Os superesportivos de luxo sempre foram almejados por muitos amantes do universo dos automóveis. E por um tempo, pareceu que o Brasil teria seus próprios carrões nacionais para competir com as grandes montadoras estrangeiras. Mas por algum motivo — ou por vários — projetos vistos como promissores não deslancharam. Uma reportagem do UOL elencou cinco carros nacionais que nunca chegaram às concessionárias. Entre eles, um que prometia ser fabricado em Blumenau.
O Vorax foi apresentado em grande estilo durante um evento no Restaurante Moinho do Vale em 9 de dezembro de 2010 e prometia ser um marco para a indústria automobilística nacional. Não à toa, o evento na terceira maior cidade de Santa Catarina reuniu lideranças políticas e empresariais que viviam a expectativa de a cidade abrigar uma fábrica do carrão de luxo. Estava tudo alinhado, inclusive com terreno definido, o investimento era dado como certo. Mas o projeto nunca saiu do papel.
Um dos poucos exemplares que chegou a ser produzido passou anos empoeirado na garagem de uma residência às margens da BR-470, em Ascurra, no Vale do Itajaí.

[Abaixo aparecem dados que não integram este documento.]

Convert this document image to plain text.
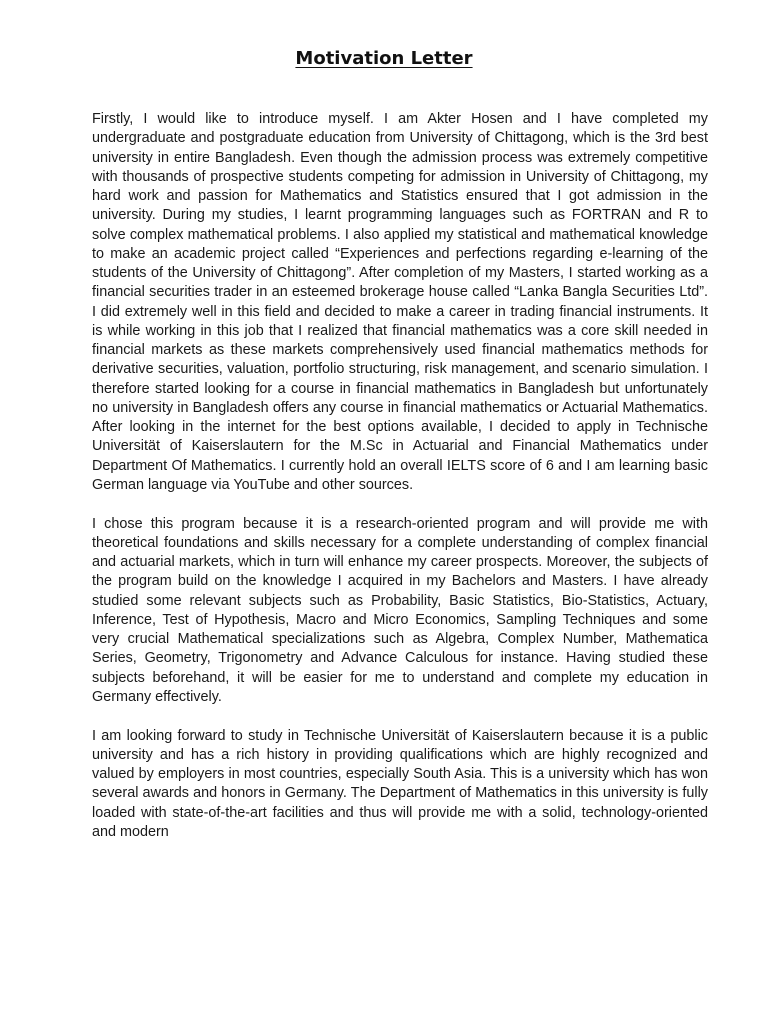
Motivation Letter

Firstly, I would like to introduce myself. I am Akter Hosen and I have completed my undergraduate and postgraduate education from University of Chittagong, which is the 3rd best university in entire Bangladesh. Even though the admission process was extremely competitive with thousands of prospective students competing for admission in University of Chittagong, my hard work and passion for Mathematics and Statistics ensured that I got admission in the university. During my studies, I learnt programming languages such as FORTRAN and R to solve complex mathematical problems. I also applied my statistical and mathematical knowledge to make an academic project called “Experiences and perfections regarding e-learning of the students of the University of Chittagong”. After completion of my Masters, I started working as a financial securities trader in an esteemed brokerage house called “Lanka Bangla Securities Ltd”. I did extremely well in this field and decided to make a career in trading financial instruments. It is while working in this job that I realized that financial mathematics was a core skill needed in financial markets as these markets comprehensively used financial mathematics methods for derivative securities, valuation, portfolio structuring, risk management, and scenario simulation. I therefore started looking for a course in financial mathematics in Bangladesh but unfortunately no university in Bangladesh offers any course in financial mathematics or Actuarial Mathematics. After looking in the internet for the best options available, I decided to apply in Technische Universität of Kaiserslautern for the M.Sc in Actuarial and Financial Mathematics under Department Of Mathematics. I currently hold an overall IELTS score of 6 and I am learning basic German language via YouTube and other sources.

I chose this program because it is a research-oriented program and will provide me with theoretical foundations and skills necessary for a complete understanding of complex financial and actuarial markets, which in turn will enhance my career prospects. Moreover, the subjects of the program build on the knowledge I acquired in my Bachelors and Masters. I have already studied some relevant subjects such as Probability, Basic Statistics, Bio-Statistics, Actuary, Inference, Test of Hypothesis, Macro and Micro Economics, Sampling Techniques and some very crucial Mathematical specializations such as Algebra, Complex Number, Mathematica Series, Geometry, Trigonometry and Advance Calculous for instance. Having studied these subjects beforehand, it will be easier for me to understand and complete my education in Germany effectively.

I am looking forward to study in Technische Universität of Kaiserslautern because it is a public university and has a rich history in providing qualifications which are highly recognized and valued by employers in most countries, especially South Asia. This is a university which has won several awards and honors in Germany. The Department of Mathematics in this university is fully loaded with state-of-the-art facilities and thus will provide me with a solid, technology-oriented and modern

Confira fotos dos superesportivos que nunca chegaram às lojas
Rossin-Bertin Vorax
Apresentado no Salão do Automóvel de 2010 com muita pompa e um estande próprio, a proposta do Vorax era um esportivo com linhas agressivas e planos de produção nacional. Na época, os responsáveis diziam que o carro chegaria ao mercado em 2012 equipado com motor V10 de duas gerações atrás do M5, com 570 cv de potência e câmbio automático, além de tração traseira.
DoniRosset
Anunciado em 2012, o modelo foi projetado pelo estúdio Amoritz GT e prometia colocar o Brasil no cenário de carros esportivos. O projeto teria consumido mais de 35 mil horas de desenvolvimento e era inspirado, por assim dizer, no McLaren F1, já que viria com três assentos, sendo o do motorista central. A mecânica teria motor V10 8.4 do Dodge Viper. O valor estimado na época era de R$ 2 milhões.
Obvio
O Obvio! foi concebido em 2002 para ser um minicarro com mecânica Volkswagen, a ser vendido pela internet. Isso nunca aconteceu e, em 2014, o projeto foi anunciado novamente com um ajuste: o motor seria elétrico e o carro seria colocado no mercado na modalidade de compartilhamento. A ideia parecia boa e inovadora para a época, contudo, também nunca saiu do papel.
San Vito S1
A proposta era um esportivo conversível de dois lugares, que foi apresentado em 2009, porém não saiu do status de protótipo. Segundo o UOL, ele teve apenas um exemplar produzido, que pertence ao criador, Vito Simone. O San Vito S1 seria de motor 1.8 turbo a etanol, com 150 cv, acoplado ao câmbio manual de cinco marchas, com tração traseira. A carroceria seria de fibra de vidro e o chassi, tubular.
Lobini H1
Surgiu com pompa no Salão do Automóvel de 2002, com o mesmo motor 1.8 turbo de 180 cv que equipava A3 e Golf GTI na época. O carro é o único dessa lista que chegou a ser vendido ao consumidor, mas o público era limitado. Para encomendar um exemplar, o cliente pagava até 70% do veículo como sinal e só então ele começava a ser produzido, sempre sob encomenda. O carro saiu de linha oficialmente em 2013 por causa da obrigatoriedade de airbags e ABS. Apenas 70 unidades foram fabricadas.